The government responds
Deputy minister discusses audit

Daniel MacIsaac
Northern News Services

NNSL (May 05/99) - Defending himself over the handling of the NWT Development Corporation in the legislature, Minister Stephen Kakfwi has sought to clarify his position.

"I have always taken these responsibilities very seriously," he told Tu Nedhe MLA Don Morin last week, "but it is not possible to micro-manage the operation of the department at every level."

Minister of Resources, Wildlife and Economic Development, Kakfwi is also justice minister and minister responsible for national constitutional issues as well as for the development corporation.

RWED deputy minister Joe Handley backed up his boss Monday, discussing the operational audit.

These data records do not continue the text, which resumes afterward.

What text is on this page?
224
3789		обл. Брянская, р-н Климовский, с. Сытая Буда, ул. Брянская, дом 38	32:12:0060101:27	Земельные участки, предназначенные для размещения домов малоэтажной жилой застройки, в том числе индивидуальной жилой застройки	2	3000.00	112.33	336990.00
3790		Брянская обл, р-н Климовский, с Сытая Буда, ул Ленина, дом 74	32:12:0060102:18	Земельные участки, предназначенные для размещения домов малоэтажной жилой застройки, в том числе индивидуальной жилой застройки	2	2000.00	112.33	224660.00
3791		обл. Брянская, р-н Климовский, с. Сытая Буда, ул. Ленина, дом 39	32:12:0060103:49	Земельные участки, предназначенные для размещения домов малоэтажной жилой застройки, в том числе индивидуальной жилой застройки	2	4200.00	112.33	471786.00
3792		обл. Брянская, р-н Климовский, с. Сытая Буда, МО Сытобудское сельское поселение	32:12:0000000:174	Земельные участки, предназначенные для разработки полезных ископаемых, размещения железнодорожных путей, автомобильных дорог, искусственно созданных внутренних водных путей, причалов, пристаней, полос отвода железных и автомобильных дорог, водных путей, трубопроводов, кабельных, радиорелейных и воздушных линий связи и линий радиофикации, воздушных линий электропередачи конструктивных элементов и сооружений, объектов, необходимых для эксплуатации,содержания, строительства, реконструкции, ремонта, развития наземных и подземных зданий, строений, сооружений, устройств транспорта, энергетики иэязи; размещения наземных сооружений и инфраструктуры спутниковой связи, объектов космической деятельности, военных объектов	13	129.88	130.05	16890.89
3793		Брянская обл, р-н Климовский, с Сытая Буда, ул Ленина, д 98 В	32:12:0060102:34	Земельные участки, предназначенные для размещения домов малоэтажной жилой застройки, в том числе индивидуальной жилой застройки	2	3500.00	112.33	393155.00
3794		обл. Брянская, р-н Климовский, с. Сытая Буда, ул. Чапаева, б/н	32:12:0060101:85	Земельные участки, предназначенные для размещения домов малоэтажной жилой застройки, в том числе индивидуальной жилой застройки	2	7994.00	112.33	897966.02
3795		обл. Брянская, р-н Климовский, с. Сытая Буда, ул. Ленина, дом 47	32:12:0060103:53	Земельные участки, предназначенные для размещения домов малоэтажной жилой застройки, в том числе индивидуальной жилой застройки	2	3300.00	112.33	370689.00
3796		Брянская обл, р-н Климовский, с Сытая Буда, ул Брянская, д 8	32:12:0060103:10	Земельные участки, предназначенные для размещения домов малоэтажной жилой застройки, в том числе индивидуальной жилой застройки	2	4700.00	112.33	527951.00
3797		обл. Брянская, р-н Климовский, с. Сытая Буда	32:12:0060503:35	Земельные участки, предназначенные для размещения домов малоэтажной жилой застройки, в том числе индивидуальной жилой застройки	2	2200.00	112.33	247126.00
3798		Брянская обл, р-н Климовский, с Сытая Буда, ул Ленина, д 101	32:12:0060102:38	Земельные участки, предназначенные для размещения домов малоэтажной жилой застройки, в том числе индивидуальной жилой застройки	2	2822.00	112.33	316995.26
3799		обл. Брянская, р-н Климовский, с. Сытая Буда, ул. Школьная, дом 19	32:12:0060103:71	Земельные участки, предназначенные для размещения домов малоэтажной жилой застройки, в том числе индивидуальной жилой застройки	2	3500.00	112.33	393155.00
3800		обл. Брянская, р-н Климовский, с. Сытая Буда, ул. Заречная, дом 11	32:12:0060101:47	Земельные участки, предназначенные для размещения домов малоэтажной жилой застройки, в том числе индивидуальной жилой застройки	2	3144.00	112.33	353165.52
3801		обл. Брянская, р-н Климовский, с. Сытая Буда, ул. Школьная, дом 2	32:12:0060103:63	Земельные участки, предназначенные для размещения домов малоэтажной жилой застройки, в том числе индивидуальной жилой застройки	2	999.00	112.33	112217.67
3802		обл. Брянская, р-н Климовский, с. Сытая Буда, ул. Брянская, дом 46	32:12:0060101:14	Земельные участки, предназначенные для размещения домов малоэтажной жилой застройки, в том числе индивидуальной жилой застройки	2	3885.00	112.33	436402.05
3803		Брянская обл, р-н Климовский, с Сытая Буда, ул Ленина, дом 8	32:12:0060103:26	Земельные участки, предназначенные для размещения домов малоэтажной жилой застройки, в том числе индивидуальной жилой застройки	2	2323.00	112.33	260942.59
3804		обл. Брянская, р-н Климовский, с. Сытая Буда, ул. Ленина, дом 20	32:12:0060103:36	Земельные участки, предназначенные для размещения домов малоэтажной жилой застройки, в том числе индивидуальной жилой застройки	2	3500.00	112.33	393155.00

"I don't think it reflects badly on the minister," he said. "It may to some extent on the president or the CEO because he's the man in charge -- because if the corporation is losing money and not improving, he's responsible. The minister is politically responsible but it's up to the president to keep him notified."

Handley said Glenn Soloy left his position as corporation president and chief executive officer in March and that he took over until Premier Jim Antoine appointed Fred Koe to head the corporation at the end of the month.

"Mr. Soloy had expressed his desire to pursue interests in the private sector, and the premier obliged him," said Antoine's executive assistant, Pietro de Bastiani.

"Mr. Koe was head of the department on aboriginal affairs and had a strong background in accounting," de Bastiani said, "so the appointment makes good use of that background."

Handley said a department-initiated operational review is currently ongoing and is being performed by the Hay River accounting firm Fraser Matthews & Co. Handley said it was the corporation's inability to provide the Edmonton-based federal auditor general with information that sparked the new, proposed audit.

Subsidiaries affected

Closely linked to the corporation's future is the fate of its subsidiaries -- including Arctic Trading Company Ltd. and Great Slave Forest Products.

As Kakfwi announced in the assembly last week and as Handley said Monday, the operation of Arctic Trading's five southern retail outlets is being wound up because of persistent financial losses. Handley said the two Toronto stores are being handed over to the Nunavut Development Corporation, which will continue to stock NWT products.

MLA Don Morin had also raised the question of Fort Resolution's Great Slave Forest Products in the legislature, and Handley said talks over its future continue this week.

"We don't expect the subsidiaries to make money but to produce jobs -- and for that we're willing to provide a subsidy, usually at about $10,000 per job," he said, "but at the sawmill, for example, it's gone up to about three times that."